AML and KYC measures keep numbers in check
And while crypto scams are increasing at an alarming pace, some tactics used by government officials seem to be working in keeping the rate in check. Following the enforcement of stringent Anti-Money Laundering (AML) measures, CipherTrace revealed a drop of 47 percent in the illicit amount sent to exchanges last year.
Even then, over 12 percent of the crypto managed by Finnish cryptocurrency exchange platforms are illegally obtained through various crypto scams. Russian-based exchanges are guilty of handling at least 5.23 percent of illegal crypto, followed by the UK at 0.69 percent.

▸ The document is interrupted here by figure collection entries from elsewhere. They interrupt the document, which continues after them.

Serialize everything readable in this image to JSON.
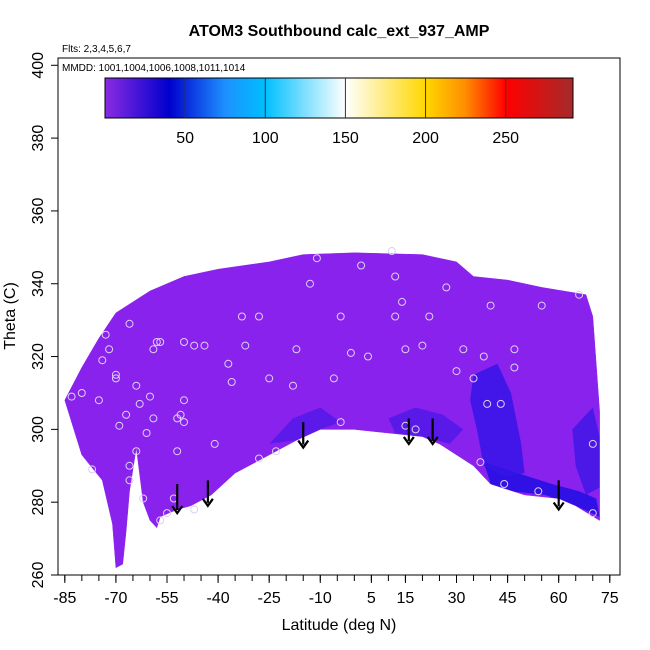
{
  "chart_data": {
    "type": "heatmap",
    "title": "ATOM3 Southbound calc_ext_937_AMP",
    "flights_note": "Flts: 2,3,4,5,6,7",
    "dates_note": "MMDD: 1001,1004,1006,1008,1011,1014",
    "xlabel": "Latitude (deg N)",
    "ylabel": "Theta (C)",
    "xlim": [
      -87,
      78
    ],
    "ylim": [
      260,
      402
    ],
    "x_ticks": [
      -85,
      -70,
      -55,
      -40,
      -25,
      -10,
      5,
      15,
      30,
      45,
      60,
      75
    ],
    "x_tick_labels": [
      "-85",
      "-70",
      "-55",
      "-40",
      "-25",
      "-10",
      "5",
      "15",
      "30",
      "45",
      "60",
      "75"
    ],
    "y_ticks": [
      260,
      280,
      300,
      320,
      340,
      360,
      380,
      400
    ],
    "y_tick_labels": [
      "260",
      "280",
      "300",
      "320",
      "340",
      "360",
      "380",
      "400"
    ],
    "colorbar": {
      "range": [
        0,
        292
      ],
      "ticks": [
        50,
        100,
        150,
        200,
        250
      ],
      "tick_labels": [
        "50",
        "100",
        "150",
        "200",
        "250"
      ],
      "stops": [
        {
          "v": 0,
          "c": "#8a2be2"
        },
        {
          "v": 40,
          "c": "#0000cd"
        },
        {
          "v": 75,
          "c": "#1e90ff"
        },
        {
          "v": 100,
          "c": "#00bfff"
        },
        {
          "v": 150,
          "c": "#ffffff"
        },
        {
          "v": 200,
          "c": "#ffd700"
        },
        {
          "v": 225,
          "c": "#ff8c00"
        },
        {
          "v": 250,
          "c": "#ff0000"
        },
        {
          "v": 292,
          "c": "#a52a2a"
        }
      ]
    },
    "field_color": "#8a22ee",
    "domain_upper": [
      [
        -85,
        308
      ],
      [
        -80,
        317
      ],
      [
        -75,
        325
      ],
      [
        -70,
        332
      ],
      [
        -60,
        338
      ],
      [
        -50,
        342
      ],
      [
        -40,
        344
      ],
      [
        -25,
        346
      ],
      [
        -15,
        348
      ],
      [
        0,
        348.5
      ],
      [
        20,
        348
      ],
      [
        30,
        346
      ],
      [
        35,
        342
      ],
      [
        45,
        341
      ],
      [
        55,
        339
      ],
      [
        68,
        337
      ],
      [
        70,
        331
      ],
      [
        72,
        305
      ]
    ],
    "domain_lower": [
      [
        72,
        275
      ],
      [
        65,
        279
      ],
      [
        60,
        281
      ],
      [
        50,
        282
      ],
      [
        40,
        285
      ],
      [
        35,
        290
      ],
      [
        25,
        296
      ],
      [
        20,
        298
      ],
      [
        10,
        299
      ],
      [
        0,
        300
      ],
      [
        -10,
        300
      ],
      [
        -17,
        297
      ],
      [
        -25,
        293
      ],
      [
        -35,
        288
      ],
      [
        -42,
        282
      ],
      [
        -48,
        279
      ],
      [
        -52,
        278
      ],
      [
        -57,
        276
      ],
      [
        -58,
        273
      ],
      [
        -60,
        275
      ],
      [
        -62,
        280
      ],
      [
        -64,
        295
      ],
      [
        -66,
        283
      ],
      [
        -67,
        272
      ],
      [
        -68,
        263
      ],
      [
        -70,
        262
      ],
      [
        -71,
        274
      ],
      [
        -74,
        286
      ],
      [
        -80,
        293
      ]
    ],
    "blue_patches": [
      {
        "color": "#1f0ee3",
        "poly": [
          [
            38,
            291
          ],
          [
            48,
            288
          ],
          [
            58,
            285
          ],
          [
            66,
            283
          ],
          [
            71,
            281
          ],
          [
            72,
            276
          ],
          [
            65,
            279
          ],
          [
            56,
            282
          ],
          [
            46,
            283
          ],
          [
            40,
            285
          ]
        ]
      },
      {
        "color": "#3514e6",
        "poly": [
          [
            35,
            315
          ],
          [
            42,
            318
          ],
          [
            46,
            310
          ],
          [
            49,
            296
          ],
          [
            50,
            288
          ],
          [
            44,
            287
          ],
          [
            38,
            290
          ],
          [
            36,
            300
          ],
          [
            34,
            308
          ]
        ]
      },
      {
        "color": "#5019e8",
        "poly": [
          [
            10,
            303
          ],
          [
            18,
            306
          ],
          [
            26,
            304
          ],
          [
            32,
            300
          ],
          [
            28,
            296
          ],
          [
            20,
            298
          ],
          [
            12,
            299
          ]
        ]
      },
      {
        "color": "#5219e8",
        "poly": [
          [
            -25,
            296
          ],
          [
            -18,
            303
          ],
          [
            -10,
            306
          ],
          [
            -4,
            302
          ],
          [
            -10,
            300
          ],
          [
            -17,
            297
          ]
        ]
      },
      {
        "color": "#3f16e6",
        "poly": [
          [
            64,
            300
          ],
          [
            70,
            306
          ],
          [
            72,
            298
          ],
          [
            72,
            284
          ],
          [
            68,
            282
          ],
          [
            65,
            290
          ]
        ]
      }
    ],
    "obs_points": [
      [
        -83,
        309
      ],
      [
        -80,
        310
      ],
      [
        -77,
        289
      ],
      [
        -75,
        308
      ],
      [
        -74,
        319
      ],
      [
        -73,
        326
      ],
      [
        -72,
        322
      ],
      [
        -70,
        315
      ],
      [
        -70,
        314
      ],
      [
        -69,
        301
      ],
      [
        -67,
        304
      ],
      [
        -66,
        290
      ],
      [
        -66,
        286
      ],
      [
        -66,
        329
      ],
      [
        -64,
        312
      ],
      [
        -64,
        294
      ],
      [
        -63,
        307
      ],
      [
        -62,
        281
      ],
      [
        -61,
        299
      ],
      [
        -60,
        309
      ],
      [
        -59,
        303
      ],
      [
        -59,
        322
      ],
      [
        -58,
        324
      ],
      [
        -57,
        324
      ],
      [
        -52,
        303
      ],
      [
        -52,
        294
      ],
      [
        -51,
        304
      ],
      [
        -50,
        308
      ],
      [
        -50,
        302
      ],
      [
        -50,
        324
      ],
      [
        -47,
        323
      ],
      [
        -44,
        323
      ],
      [
        -41,
        296
      ],
      [
        -37,
        318
      ],
      [
        -36,
        313
      ],
      [
        -33,
        331
      ],
      [
        -32,
        323
      ],
      [
        -28,
        292
      ],
      [
        -28,
        331
      ],
      [
        -25,
        314
      ],
      [
        -23,
        294
      ],
      [
        -18,
        312
      ],
      [
        -17,
        322
      ],
      [
        -13,
        340
      ],
      [
        -11,
        347
      ],
      [
        -6,
        314
      ],
      [
        -4,
        331
      ],
      [
        -4,
        302
      ],
      [
        -1,
        321
      ],
      [
        2,
        345
      ],
      [
        4,
        320
      ],
      [
        11,
        349
      ],
      [
        12,
        331
      ],
      [
        12,
        342
      ],
      [
        14,
        335
      ],
      [
        15,
        301
      ],
      [
        15,
        322
      ],
      [
        18,
        300
      ],
      [
        20,
        323
      ],
      [
        22,
        331
      ],
      [
        27,
        339
      ],
      [
        30,
        316
      ],
      [
        32,
        322
      ],
      [
        35,
        314
      ],
      [
        37,
        291
      ],
      [
        38,
        320
      ],
      [
        39,
        307
      ],
      [
        40,
        334
      ],
      [
        43,
        307
      ],
      [
        44,
        285
      ],
      [
        47,
        322
      ],
      [
        47,
        317
      ],
      [
        54,
        283
      ],
      [
        55,
        334
      ],
      [
        66,
        337
      ],
      [
        70,
        296
      ],
      [
        70,
        277
      ],
      [
        -55,
        277
      ],
      [
        -57,
        275
      ],
      [
        -47,
        278
      ],
      [
        -53,
        281
      ]
    ],
    "arrows": [
      {
        "x": -52,
        "theta_start": 285,
        "theta_end": 277
      },
      {
        "x": -43,
        "theta_start": 286,
        "theta_end": 279
      },
      {
        "x": -15,
        "theta_start": 302,
        "theta_end": 295
      },
      {
        "x": 16,
        "theta_start": 303,
        "theta_end": 296
      },
      {
        "x": 23,
        "theta_start": 303,
        "theta_end": 296
      },
      {
        "x": 60,
        "theta_start": 286,
        "theta_end": 278
      }
    ]
  }
}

CipherTrace also unveils that around 74 percent of Bitcoin, which was a part of peer-to-peer exchange, was a result of a cross-border transaction, thus drawing urgent attention to the establishment of global standards for AML and KYC norms.
The report’s concluding statement admits that although the global health crisis in the form of the coronavirus pandemic has magnified the intensity in crypto scams, the market will remain rife with malicious actors as long as we keep falling prey to these schemes. The pandemic has created a ripe environment that could soon take the total figure of stolen money to $3 billion, if not monitored now.